Накануне церемонии я просыпаюсь в половине шестого, и первая моя мысль обращена к Еве: итак, завтра она выходит замуж. И на следующей неделе Джеф съезжает из Берлоги. Значение этой перемены я до сих пор не пытался осмыслить, но сейчас все окончательно до меня доходит. Жизнь пойдет дальше, только трещины будут побольше. Я останусь в этой мерзкой съемной квартире один со Скиппи — с гинекологом, который носит ковбойские мокасины, слушает радио «Кантри» и собирает обертки от шоколада. При других обстоятельствах я бы еще попытался заснуть, но сейчас я довольно бодро встаю (нас ожидает странное прощание со свободой Джефа) и даже иду под душ — как все начинающие алкоголики, я люблю то иллюзорное чувство, будто бы по-прежнему крепко держу в руках свою судьбу. Я бреюсь и ополаскиваю после себя умывальник, протираю зеркало; результат удовлетворяет меня, однако контраст с полом теперь слишком велик: я приношу щетку, ведро и тряпку. Оттого, что я так рьяно наклоняюсь, начинает кружиться голова, и приходится сесть на мокрый линолеум. Чего ты добиваешься, кретин? — спрашиваю я себя, упорно глядя на пожелтевший бакелитовый сифон (мы, пьющие, иногда разговариваем сами с собой, причем не выбирая слов). Как только Джеф встанет и увидит мою прыть, он заподозрит, что я хочу разубедить его жениться… Встаю, натягиваю чистые трусы, майку и возвращаюсь в свою Двойку; проветриваю комнату, застилаю постель. Затем иду в кухню, минуту остолбенело гляжу на грязные стаканы, приборы, засохшие тарелки и сковородки с подгоревшим растительным маслом и начинаю неторопливо все мыть. Потом подметаю и протираю пол. Чего тебе еще надо, кретин?
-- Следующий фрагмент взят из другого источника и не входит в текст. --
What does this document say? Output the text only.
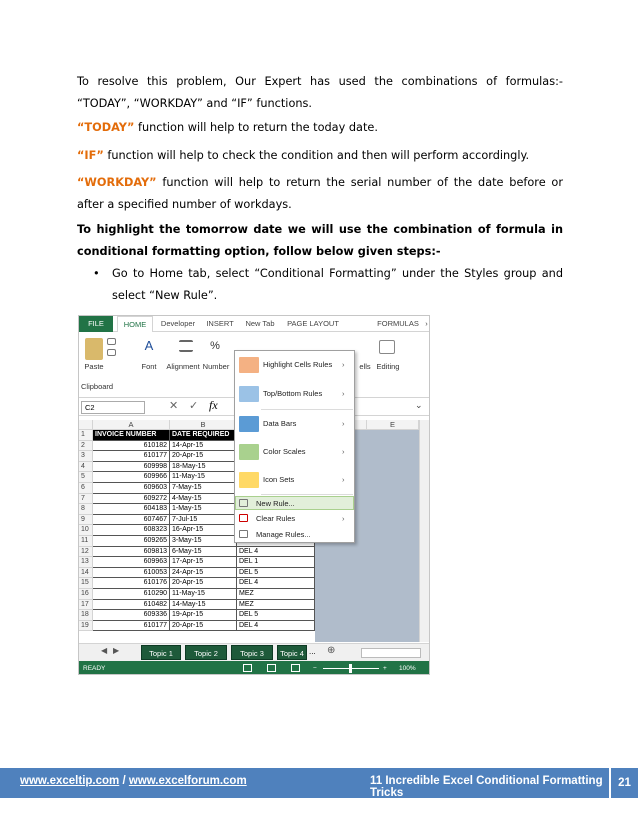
To resolve this problem, Our Expert has used the combinations of formulas:- “TODAY”, “WORKDAY” and “IF” functions.
“TODAY” function will help to return the today date.
“IF” function will help to check the condition and then will perform accordingly.
“WORKDAY” function will help to return the serial number of the date before or after a specified number of workdays.
To highlight the tomorrow date we will use the combination of formula in conditional formatting option, follow below given steps:-
• Go to Home tab, select “Conditional Formatting” under the Styles group and select “New Rule”.
FILE	HOME	Developer	INSERT	New Tab	PAGE LAYOUT	FORMULAS ›
Paste
A
Font	Alignment
%
Number	ells Editing
Clipboard
C2	✕ ✓ fx	⌄
A	B	E
1	INVOICE NUMBER	DATE REQUIRED
2	610182 14-Apr-15
3	610177 20-Apr-15
4	609998 18-May-15
5	609966 11-May-15
6	609603 7-May-15
7	609272 4-May-15
8	604183 1-May-15
9	607467 7-Jul-15
10	608323 16-Apr-15
11	609265 3-May-15
12	609813 6-May-15	DEL 4
13	609963 17-Apr-15	DEL 1
14	610053 24-Apr-15	DEL 5
15	610176 20-Apr-15	DEL 4
16	610290 11-May-15	MEZ
17	610482 14-May-15	MEZ
18	609336 19-Apr-15	DEL 5
19	610177 20-Apr-15	DEL 4
Highlight Cells Rules ›
Top/Bottom Rules	›
Data Bars	›
Color Scales	›
Icon Sets	›
New Rule...
Clear Rules	›
Manage Rules...
◀ ▶	Topic 1	Topic 2	Topic 3	Topic 4 ... ⊕
READY	−	+ 100%
www.exceltip.com / www.excelforum.com	11 Incredible Excel Conditional Formatting Tricks
21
Уже почти половина седьмого. Я одеваюсь и иду за завтраком: покупаю рожки, масло, яйца, триста граммов ветчины, эмменталь, копченого лосося и три бутылки шипучей «Богемии». Когда возвращаюсь, Скиппи уже на ногах: из ванной доносятся мощные всплески, харканье, кряхтенье. Лучше даже не представлять, какие утренние действия сопровождают эти ужасные звуки (и какие следы они оставляют на чистом полу). Я убираю со стола заляпанные бумажные коробки из китайского бистро, мятые салфетки, пустые винные бутылки и потом долго и тщетно ищу по всей Берлоге что-нибудь, чем можно было бы вытереть стол. Наконец в своей комнате из пластиковой ванночки с неглаженым бельем извлекаю красный и рваный гимназический баскетбольный костюм с номером 13, давно служащий мне пижамой, и бешено раздираю его на тряпки. Чувствую, как стучит сердце. Завожусь даже оттого, что не могу найти тряпку, осознаю я.